Dalam UU Sisdiknas 2003 ada pasal-pasal yang lebih prinsipil, terutama yang mempunyai ikatan makna dengan pendidikan Islam, hal ini berbeda dengan UU Sisdiknas 1989 yang belum begitu mengangkat ke
permukaan tentang pendidikan Islam, jadi bisa dikatakan bahwa  UU Sisdiknas 2003 menjadikan keuntungan tersendiri bagi Pendidikan Islam, karena secara yuridis pendidikan yang mempunyai embel-embel Islam diakui dan disetarakan dalam sistem dengan pendidikan nasional. Ini terbukti dengan banyaknya beberapa pasal secara tersurat maupun tersirat menyebutkan tentang Pendidikan Islam, seperti pada pasal Pasal 30 Ayat  4 ditegaskan bahwa “Pendidikan keagamaan berbentuk pendidikan diniyah, pesantren, pasraman, pabhaja, samanera dan bentuk lain yang sejenis”.[1] Dan pada pasal yang lain juga  menyebutkan prinsip-prinsip dasar pendidikan Islam namun dengan ungkapan yang lebih subtantif yaitu pada pasal 3 berbunyi 
“Pendidikan Nasional berfungsi mengembangkan kemampuan dan membentuk watak serta peradaban bangsa yang bermartabat dalam rangka mencerdaskan kehidupan bangsa, bertujuan untuk berkembangnya potensi peserta didik agar menjadi manusia yang beriman dan bertakwa kepada Tuhan Yang Maha Esa, berakhlak mulia, sehat, berilmu, cakap, kreatif, mandiri dan menjadi warga negara yang demokratis serta bertanggung jawab”.[2]
 
Terlihat penekananya pada kunci pasal ini dengan adanya kalimat “menjadi manusia yang beriman dan bertakwa kepada Tuhan Yang Maha Esa, kalau dipahami kalimat ini ditunjukan secara khusus untuk umat Islam. Dan yang menurut saya merupakan pasal yang spektakuler dari UU Sisdiknas 2003  dalam menyorot tajam tujuan pendidikan pada umumnya dan pendidikan keagamaan (Islam)  khususnya yaitu, pada pasal 30 ayat 2 “Pendidikan keagamaan berfungsi mempersiapkan peserta didik menjadi anggota masyarakat yang memahami dan mengamalkan nilai-nilai ajaran agamanya dan/atau menjadi ahli ilmu agama.[3]  Dan sekaligus kalimat dari pasal ini yang menginspirasi penulis bercurhat ria, karena dari potongan kalimat “Pendidikan keagamaan berfungsi mempersiapkan peserta didik menjadi anggota masyarakat yang memahami dan mengamalkan nilai-nilai ajaran agamanya” kalimat ini merupakan intisari konsep pendidikan yang sedang diidam-idamkan dan digalakan dalam  berbagai konsep dan teori pendidikan humanis, merupakan zeit geist sepanjang masa.

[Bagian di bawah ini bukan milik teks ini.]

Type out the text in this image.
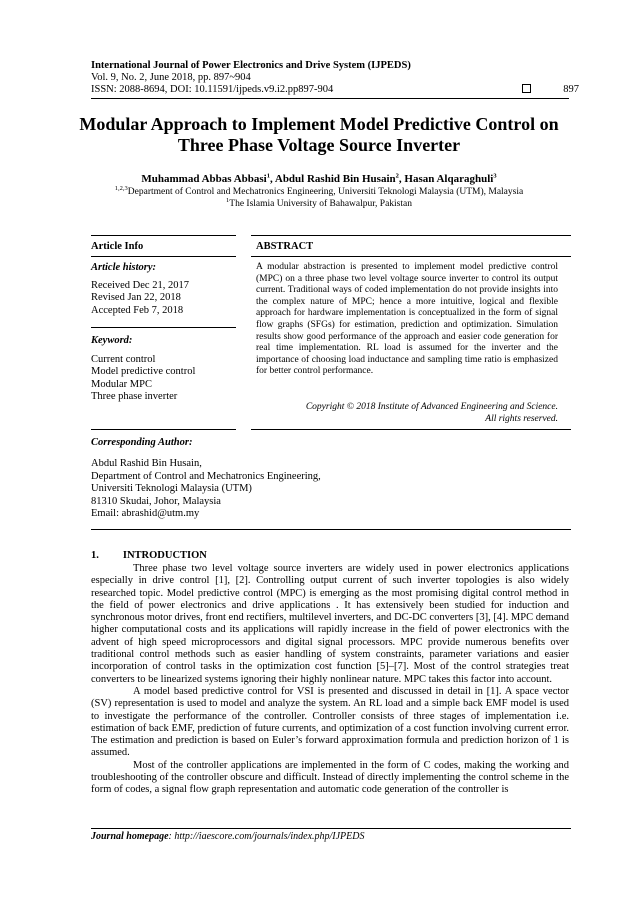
International Journal of Power Electronics and Drive System (IJPEDS)
Vol. 9, No. 2, June 2018, pp. 897~904
ISSN: 2088-8694, DOI: 10.11591/ijpeds.v9.i2.pp897-904	897
Modular Approach to Implement Model Predictive Control on
Three Phase Voltage Source Inverter
Muhammad Abbas Abbasi$^1$, Abdul Rashid Bin Husain$^2$, Hasan Alqaraghuli$^3$
$^{1,2,3}$Department of Control and Mechatronics Engineering, Universiti Teknologi Malaysia (UTM), Malaysia
$^1$The Islamia University of Bahawalpur, Pakistan
Article Info
Article history:
Received Dec 21, 2017
Revised Jan 22, 2018
Accepted Feb 7, 2018
Keyword:
Current control
Model predictive control
Modular MPC
Three phase inverter
ABSTRACT
A modular abstraction is presented to implement model predictive control (MPC) on a three phase two level voltage source inverter to control its output current. Traditional ways of coded implementation do not provide insights into the complex nature of MPC; hence a more intuitive, logical and flexible approach for hardware implementation is conceptualized in the form of signal flow graphs (SFGs) for estimation, prediction and optimization. Simulation results show good performance of the approach and easier code generation for real time implementation. RL load is assumed for the inverter and the importance of choosing load inductance and sampling time ratio is emphasized for better control performance.
Copyright © 2018 Institute of Advanced Engineering and Science.
All rights reserved.
Corresponding Author:
Abdul Rashid Bin Husain,
Department of Control and Mechatronics Engineering,
Universiti Teknologi Malaysia (UTM)
81310 Skudai, Johor, Malaysia
Email: abrashid@utm.my
1. INTRODUCTION

Three phase two level voltage source inverters are widely used in power electronics applications especially in drive control [1], [2]. Controlling output current of such inverter topologies is also widely researched topic. Model predictive control (MPC) is emerging as the most promising digital control method in the field of power electronics and drive applications . It has extensively been studied for induction and synchronous motor drives, front end rectifiers, multilevel inverters, and DC-DC converters [3], [4]. MPC demand higher computational costs and its applications will rapidly increase in the field of power electronics with the advent of high speed microprocessors and digital signal processors. MPC provide numerous benefits over traditional control methods such as easier handling of system constraints, parameter variations and easier incorporation of control tasks in the optimization cost function [5]–[7]. Most of the control strategies treat converters to be linearized systems ignoring their highly nonlinear nature. MPC takes this factor into account.

A model based predictive control for VSI is presented and discussed in detail in [1]. A space vector (SV) representation is used to model and analyze the system. An RL load and a simple back EMF model is used to investigate the performance of the controller. Controller consists of three stages of implementation i.e. estimation of back EMF, prediction of future currents, and optimization of a cost function involving current error. The estimation and prediction is based on Euler’s forward approximation formula and prediction horizon of 1 is assumed.

Most of the controller applications are implemented in the form of C codes, making the working and troubleshooting of the controller obscure and difficult. Instead of directly implementing the control scheme in the form of codes, a signal flow graph representation and automatic code generation of the controller is

Journal homepage: http://iaescore.com/journals/index.php/IJPEDS
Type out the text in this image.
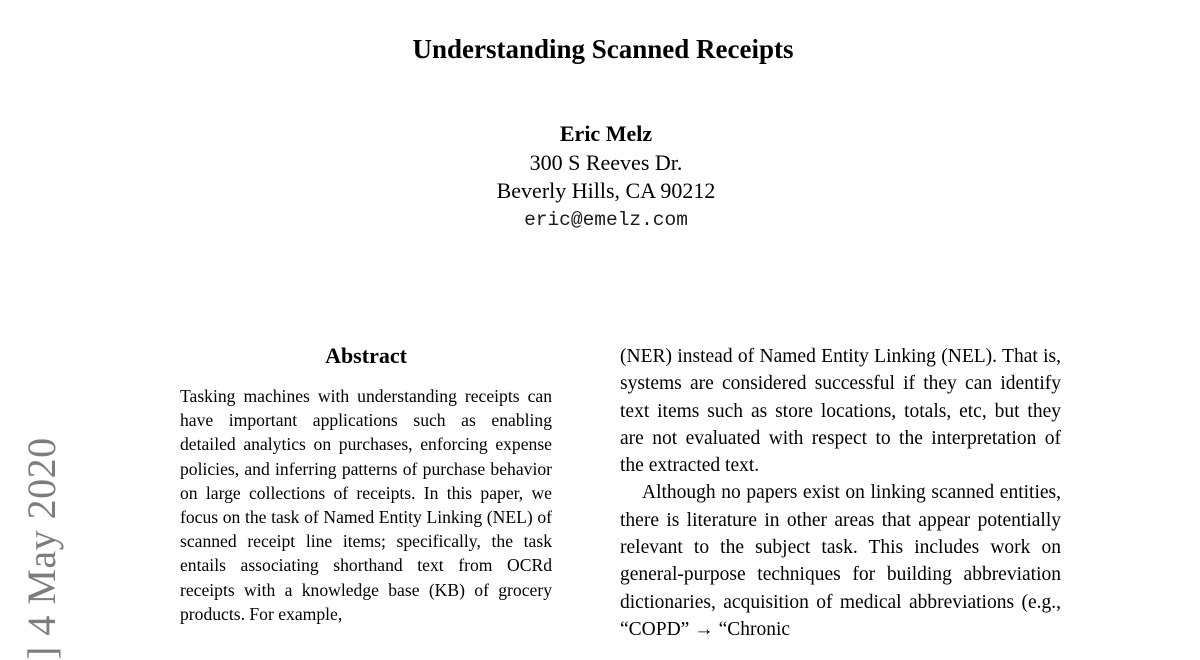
Understanding Scanned Receipts
Eric Melz
300 S Reeves Dr.
Beverly Hills, CA 90212
eric@emelz.com
] 4 May 2020
Abstract

Tasking machines with understanding receipts can have important applications such as enabling detailed analytics on purchases, enforcing expense policies, and inferring patterns of purchase behavior on large collections of receipts. In this paper, we focus on the task of Named Entity Linking (NEL) of scanned receipt line items; specifically, the task entails associating shorthand text from OCRd receipts with a knowledge base (KB) of grocery products. For example,

(NER) instead of Named Entity Linking (NEL). That is, systems are considered successful if they can identify text items such as store locations, totals, etc, but they are not evaluated with respect to the interpretation of the extracted text.

Although no papers exist on linking scanned entities, there is literature in other areas that appear potentially relevant to the subject task. This includes work on general-purpose techniques for building abbreviation dictionaries, acquisition of medical abbreviations (e.g., “COPD” → “Chronic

Pasal 30 ayat 2 tersebut kalau benar-benar dihayati dan dijadikan pedoman dalam membangun pendidikan khususnya pendidikan keagamaan, cukuplah untuk membenahi generasi masa depan Indonesia yang lebih humanis dan beradap, karena agama merupakan satu-satunya norma dalam masyarakat yang diakui  masih dan sangat diharapkan untuk menyelamatkan moralitas bangsa. Tumpuan dan harapan ini tak sekedar pada  Pendidikan Islam, tetapi tumpahan harapan merata untuk pendidikan agama-agama lain, karena saya yakin bahwa semua ajaran agama menyuruh dan menuntun kepada kebajikan-kebajikan, tiada satupun agama  menghendaki adanya kejelekan dan kerusakan, walaupun pengalaman memberitahukan kepada kita bahwa agama selalu menjadi ladang konflik di masyarakat dan menjadi permasalah sosial  kebangsaan diseluruh jagat.

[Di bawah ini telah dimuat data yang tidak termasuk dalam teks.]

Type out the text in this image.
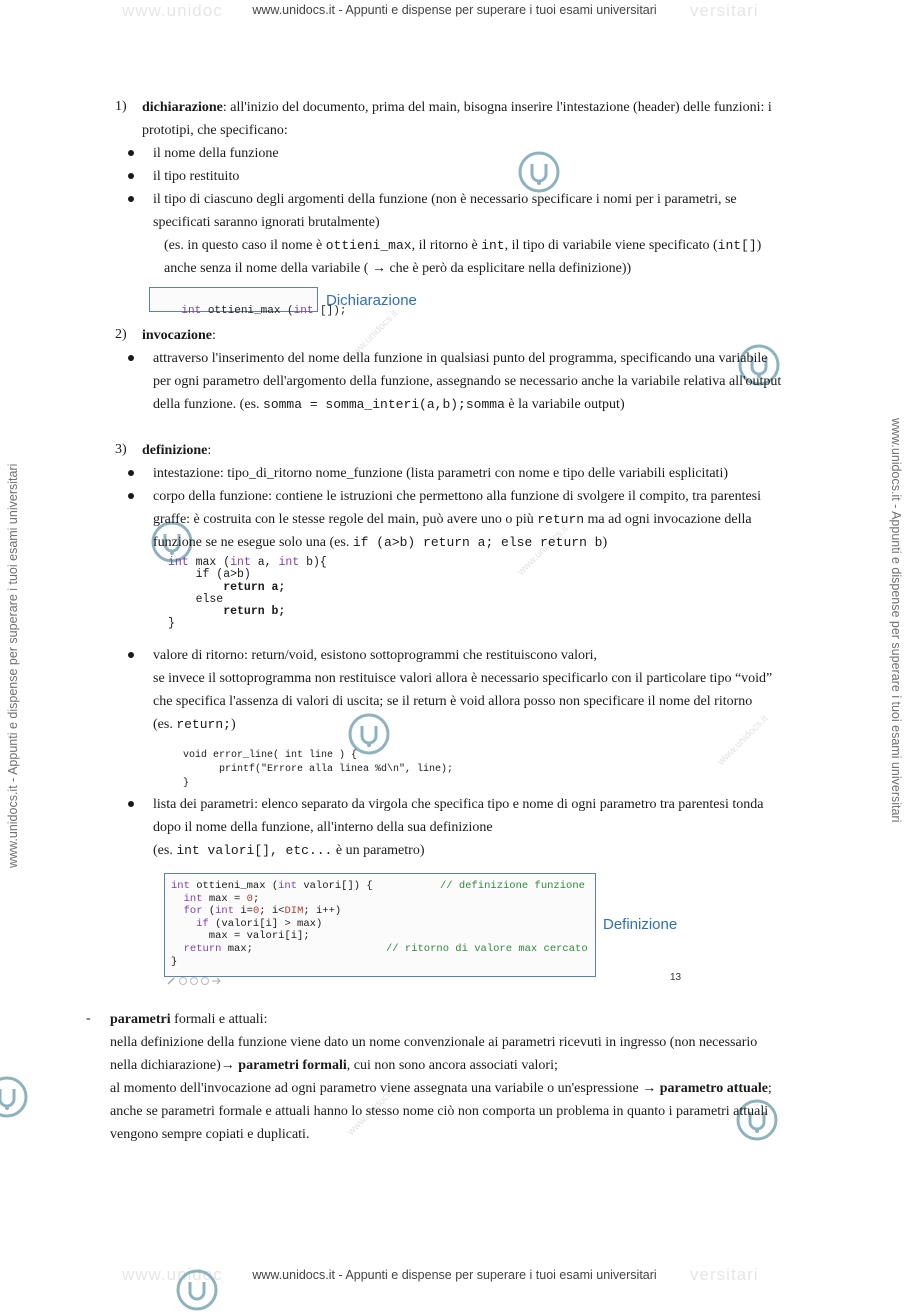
www.unidoc	versitari
www.unidocs.it - Appunti e dispense per superare i tuoi esami universitari
www.unidoc	versitari
www.unidocs.it - Appunti e dispense per superare i tuoi esami universitari
www.unidocs.it - Appunti e dispense per superare i tuoi esami universitari	www.unidocs.it - Appunti e dispense per superare i tuoi esami universitari
www.unidocs.it
www.unidocs.it
www.unidocs.it
www.unidocs.it
1) dichiarazione: all'inizio del documento, prima del main, bisogna inserire l'intestazione (header) delle funzioni: i
prototipi, che specificano:
il nome della funzione
il tipo restituito
il tipo di ciascuno degli argomenti della funzione (non è necessario specificare i nomi per i parametri, se
specificati saranno ignorati brutalmente)
(es. in questo caso il nome è ottieni_max, il ritorno è int, il tipo di variabile viene specificato (int[])
anche senza il nome della variabile ( → che è però da esplicitare nella definizione))

int ottieni_max (int []);

Dichiarazione
2) invocazione:
attraverso l'inserimento del nome della funzione in qualsiasi punto del programma, specificando una variabile
per ogni parametro dell'argomento della funzione, assegnando se necessario anche la variabile relativa all'output
della funzione. (es. somma = somma_interi(a,b);somma è la variabile output)
3) definizione:
intestazione: tipo_di_ritorno nome_funzione (lista parametri con nome e tipo delle variabili esplicitati)
corpo della funzione: contiene le istruzioni che permettono alla funzione di svolgere il compito, tra parentesi
graffe: è costruita con le stesse regole del main, può avere uno o più return ma ad ogni invocazione della
funzione se ne esegue solo una (es. if (a>b) return a; else return b)
int max (int a, int b){
if (a>b)
return a;
else
return b;
}
valore di ritorno: return/void, esistono sottoprogrammi che restituiscono valori,
se invece il sottoprogramma non restituisce valori allora è necessario specificarlo con il particolare tipo “void”
che specifica l'assenza di valori di uscita; se il return è void allora posso non specificare il nome del ritorno
(es. return;)
void error_line( int line ) {
printf("Errore alla linea %d\n", line);
}
lista dei parametri: elenco separato da virgola che specifica tipo e nome di ogni parametro tra parentesi tonda
dopo il nome della funzione, all'interno della sua definizione
(es. int valori[], etc... è un parametro)
int ottieni_max (int valori[]) {
int max = 0;
for (int i=0; i<DIM; i++)
if (valori[i] > max)
max = valori[i];
return max;
}
// definizione funzione
// ritorno di valore max cercato
Definizione
13
- parametri formali e attuali:
nella definizione della funzione viene dato un nome convenzionale ai parametri ricevuti in ingresso (non necessario
nella dichiarazione)→ parametri formali, cui non sono ancora associati valori;
al momento dell'invocazione ad ogni parametro viene assegnata una variabile o un'espressione → parametro attuale;
anche se parametri formale e attuali hanno lo stesso nome ciò non comporta un problema in quanto i parametri attuali
vengono sempre copiati e duplicati.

Pendidikan keagamaan yang disebut dari pasal 30 ayat 2, mempunyai tujuan yang sangat cemerlang, bahkan bisa disejajarkan dengan teori dan konsep ideologi-ideologi pendidikan dunia, misal seperti  teori pendidikan hadap masalah, maupun pendidikan humanis yang dicetuskan oleh Freire. Karena pendidikan keagamaan yang tujuanya telah digagas dalam UU Sisdiknas tersebut denga penjabaran pada kalimat” untuk mempersiapkan peserta didik menjadi anggota masyarakat yang memahami dan mengamalkan nilai-nilai ajaran agamanya dan/atau menjadi ahli ilmu agama”  makna mengamalkan nilai-nilai ajaran agama, menjadi makna yang filosofis, karena nilai-nilai ajaran agama selalu bersifat universal tentang kebenaran dan kebajikan, ini yang menjadi titik emas dalam pembahasan ini.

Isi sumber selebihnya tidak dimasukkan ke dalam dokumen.